Deployment of Practical Methods for Counting Bicycle and Pedestrian Use of a Transportation Facility

Source: University of Minnesota Center for Transportation Studies

The classification problem of distinguishing bicycles from pedestrians for traffic counting applications is the objective of this research project. The scenes that are typically involved are bicycle trails, bridges, and bicycle lanes. These locations have heavy traffic of mainly pedestrians and bicyclists. A vision-based system overcomes many of the shortcomings of existing technologies such as loop counters, buried pressure pads, infra-red counters, etc. These methods do not have distinctive profiles for bicycles and pedestrians. Also most of these technologies require expert installation and maintenance.

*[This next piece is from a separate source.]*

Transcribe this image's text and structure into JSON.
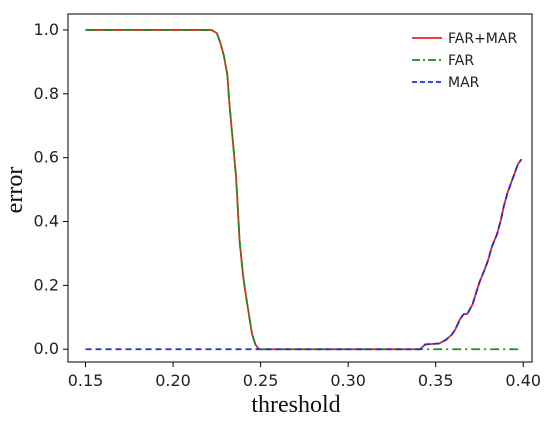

Cameras are inexpensive and abundant and are relatively easy to use, but they tend to be useful as a counting system only when accompanied by powerful algorithms that analyze the images. We employ state-of-the-art algorithms for performing object classification to solve the problem of distinguishing bicyclists from pedestrians. We detail the challenges that are involved in this particular problem, and we propose solutions to address these challenges. We explore common approaches of global image analysis aided by motion information and compare the results with local image analysis in which we attempt to distinguish the individual parts of the composite object. We compare the classification accuracies of both approaches on real data and present detailed discussion on practical deployment factors.